Пептид LtAMP-5 синтезируют твердофазньм методом путем наращивания цепи с С-концевого остатка на 4-(2',4'-диметоксифенил-Ртос-аминометил)-фенокси (Ринк-амидной) смоле (PepChem, Германия) с нагрузкой 0,51 ммоль/г, для временной защиты α-NH2-групп используют флуоренилметоксикарбонильную группу (Fmoc) [Chan W.C., White P.D. Fmoc Solid Phase Peptide Synthesis. - 2000. - University Press, Oxford]. Защиту боковых групп аминокислотных остатков выбирают с расчетом на конечное деблокирование трифторуксусной кислотой: для защиты боковых групп остатков Ser и Туг используют третбутильную группу, для Glu - O-третбутильную группу, для Lys - третбутилоксикарбонильную группу, для Arg - 2,2,4,6,7-пентаметилдегидробензофуран-5-сульфонильную группу, для Asn - тритильную группу.

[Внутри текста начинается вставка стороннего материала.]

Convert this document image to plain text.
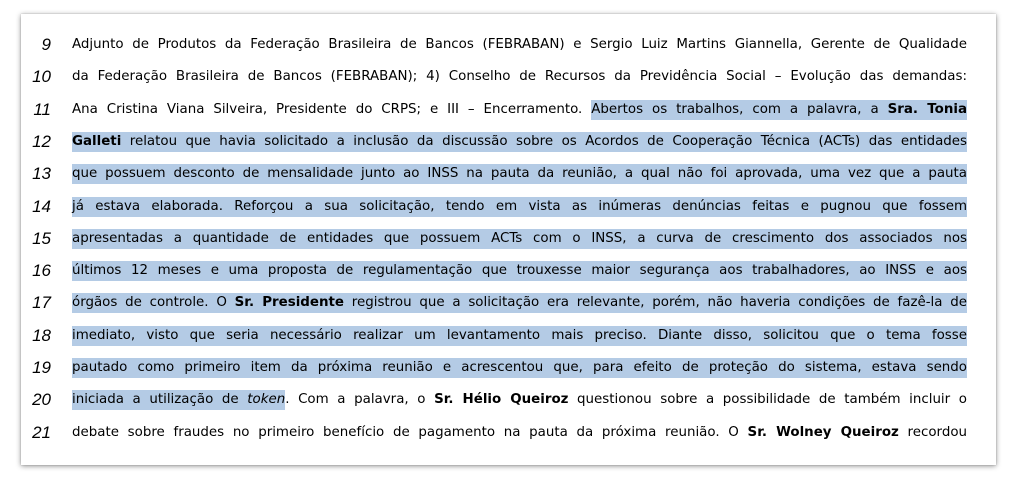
9 Adjunto de Produtos da Federação Brasileira de Bancos (FEBRABAN) e Sergio Luiz Martins Giannella, Gerente de Qualidade
10 da Federação Brasileira de Bancos (FEBRABAN); 4) Conselho de Recursos da Previdência Social – Evolução das demandas:
11 Ana Cristina Viana Silveira, Presidente do CRPS; e III – Encerramento. Abertos os trabalhos, com a palavra, a Sra. Tonia
12 Galleti relatou que havia solicitado a inclusão da discussão sobre os Acordos de Cooperação Técnica (ACTs) das entidades
13 que possuem desconto de mensalidade junto ao INSS na pauta da reunião, a qual não foi aprovada, uma vez que a pauta
14 já estava elaborada. Reforçou a sua solicitação, tendo em vista as inúmeras denúncias feitas e pugnou que fossem
15 apresentadas a quantidade de entidades que possuem ACTs com o INSS, a curva de crescimento dos associados nos
16 últimos 12 meses e uma proposta de regulamentação que trouxesse maior segurança aos trabalhadores, ao INSS e aos
17 órgãos de controle. O Sr. Presidente registrou que a solicitação era relevante, porém, não haveria condições de fazê-la de
18 imediato, visto que seria necessário realizar um levantamento mais preciso. Diante disso, solicitou que o tema fosse
19 pautado como primeiro item da próxima reunião e acrescentou que, para efeito de proteção do sistema, estava sendo
20 iniciada a utilização de token. Com a palavra, o Sr. Hélio Queiroz questionou sobre a possibilidade de também incluir o
21 debate sobre fraudes no primeiro benefício de pagamento na pauta da próxima reunião. O Sr. Wolney Queiroz recordou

Аминокислотные остатки присоединяют к пептидил-полимеру с образованием гидроксибензотриазолового эфира в присутствии 1,3-диизопропилкарбодиимида, для активации 1 экв. аминокислоты используют 1,2 экв.N-гидроксибензотриазола и 1 экв 1,3-диизопропилкарбодиимида. Для наращивания полипептидной цепи в ходе каждого синтетического цикла проводят конденсацию пептидил-полимера с 5 экв активированной Fmoc-аминокислоты при 37°С, содержание непрореагировавших аминогрупп контролируют визуально по окрашиванию рН-зависимого индикатора бромфенолового синего.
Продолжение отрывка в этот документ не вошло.